For Horacio Cartes, a millionaire cigarette and soft drink magnate who won Paraguay's presidential election on Sunday, the challenge now is to run a country where most people can only dream of having a sliver of the wealth he does.
The 56-year-old, who won the election with 46 percent of the vote and will take office in August, campaigned as a center-right conservative at a time when most of Latin America is run by leftists.
Indeed, Cartes has touted a pro-business agenda that includes modernizing the bloated state, which employs about 10 percent of all workers in Paraguay. He also wants to attract up to $2.7 billion in private capital to refurbish Paraguay's airports and build new highways.
Yet Cartes himself has acknowledged that, to be successful, he must also cater to Paraguay's poor masses. Poverty runs near 40 percent and per-capita gross domestic product was just $5,413 in 2011, the second-lowest in South America behind only Bolivia, according to International Monetary Fund data.
Paraguay's President Fernando Lugo in Asuncion, June 21, 2012 (AP).
The country of 6.6 million has long been one of the region's most politically unstable, with a fragile economy dependent on agriculture. The last elected president, Fernando Lugo, was impeached last year following civil unrest.
"We all want infrastructure, airports, ports, highways, hospitals. But the government will be a failure if we have so many poor people," Cartes told local radio on Sunday.
A political novice who never even voted before 2009, Cartes will have strong support from Congress as well as the political machinery of the center-right Colorado Party, whose 60-year reign was interrupted by Lugo's election in 2008.
On Sunday, the Colorado Party won control of the lower house and 19 of 45 Senate seats, preliminary election results showed. The Liberals had the second-biggest showing and leftist coalitions came in third place, with Lugo elected senator.
Cartes has promised to reform the Colorado Party, infamous for corruption and whose long period in power included General Alfredo Stroessner's 1954-1989 dictatorship.

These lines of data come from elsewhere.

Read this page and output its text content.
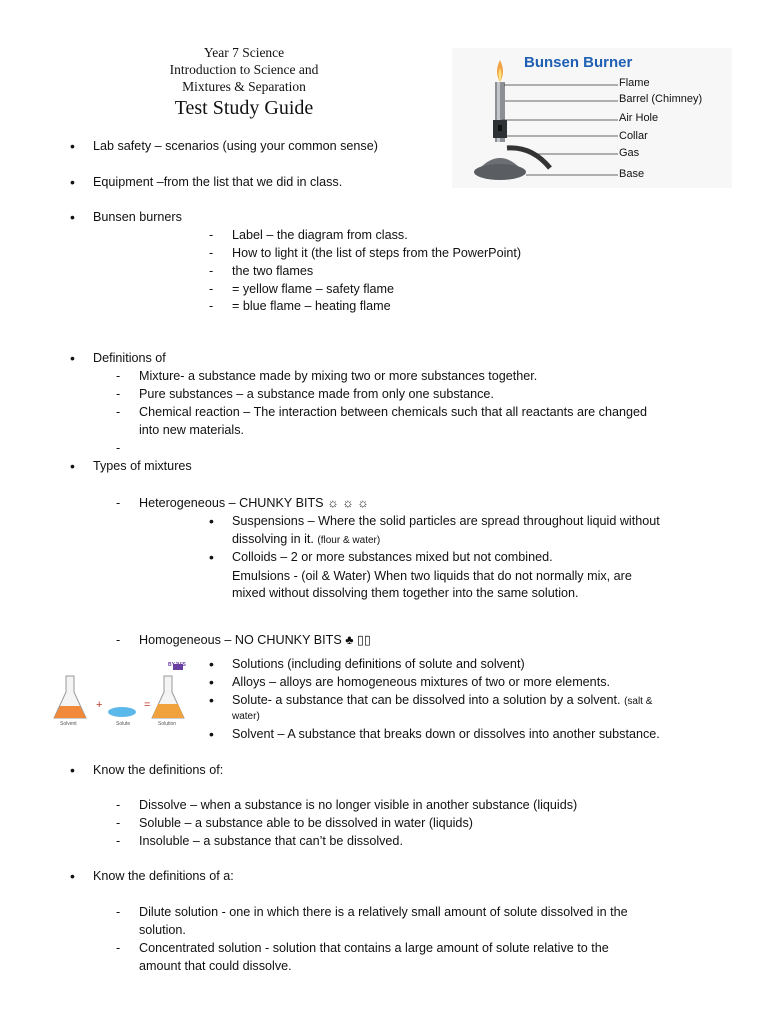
Year 7 Science
Introduction to Science and
Mixtures & Separation
Test Study Guide
Bunsen Burner
Flame
Barrel (Chimney)
Air Hole
Collar
Gas
Base
•	Lab safety – scenarios (using your common sense)
•	Equipment –from the list that we did in class.
•	Bunsen burners
-	Label – the diagram from class.
-	How to light it (the list of steps from the PowerPoint)
-	the two flames
-	= yellow flame – safety flame
-	= blue flame – heating flame
•	Definitions of
-	Mixture- a substance made by mixing two or more substances together.
-	Pure substances – a substance made from only one substance.
-	Chemical reaction – The interaction between chemicals such that all reactants are changed
into new materials.
-
•	Types of mixtures
-	Heterogeneous – CHUNKY BITS ☼ ☼ ☼
• Suspensions – Where the solid particles are spread throughout liquid without
dissolving in it. (flour & water)
• Colloids – 2 or more substances mixed but not combined.
Emulsions - (oil & Water) When two liquids that do not normally mix, are
mixed without dissolving them together into the same solution.
-	Homogeneous – NO CHUNKY BITS ♣ ▯▯
+	=
BYJU'S
Solvent	Solute	Solution
• Solutions (including definitions of solute and solvent)
• Alloys – alloys are homogeneous mixtures of two or more elements.
• Solute- a substance that can be dissolved into a solution by a solvent. (salt &
water)
• Solvent – A substance that breaks down or dissolves into another substance.
•	Know the definitions of:
-	Dissolve – when a substance is no longer visible in another substance (liquids)
-	Soluble – a substance able to be dissolved in water (liquids)
-	Insoluble – a substance that can’t be dissolved.
•	Know the definitions of a:
-	Dilute solution - one in which there is a relatively small amount of solute dissolved in the
solution.
-	Concentrated solution - solution that contains a large amount of solute relative to the
amount that could dissolve.
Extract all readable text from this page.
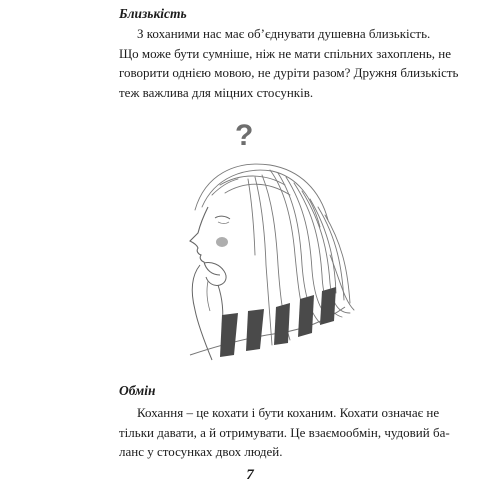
Близькість
З коханими нас має об’єднувати душевна близькість.
Що може бути сумніше, ніж не мати спільних захоплень, не
говорити однією мовою, не дуріти разом? Дружня близькість
теж важлива для міцних стосунків.
?
Обмін
Кохання – це кохати і бути коханим. Кохати означає не
тільки давати, а й отримувати. Це взаємообмін, чудовий ба-
ланс у стосунках двох людей.
7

Nonetheless, analysts think the Colorado Party will try to cling to its system of political patronage and resist changes or job cuts.
"It's very difficult to know what Cartes wants to do," said political analyst Jose Carlos Rodriguez. "In principle, he has a neo-conservative project that gives a strong impulse to private companies and nothing to the state. But there's a major inconsistency there and he'll also have a powerful party that will demand certain benefits."
Notorious for Contraband
Paraguay relies heavily on soybean and beef exports but it is also notorious for contraband trade and money laundering. Growth is seen at 13 percent this year after a severe drought caused a contraction in 2012, according to the central bank.
Land conflicts have intensified in recent years and the small, violent left-wing Paraguayan People's Army operates in northern regions.
In January, the Liberal government took an unprecedented step to tap global debt markets, selling $500 million in 10-year bonds that were nearly 12 times oversubscribed.
Efrain Alegre, the ruling party's presidential candidate, had said he would seek to issue more debt to finance infrastructure. But Cartes has not taken a stance one way or the other.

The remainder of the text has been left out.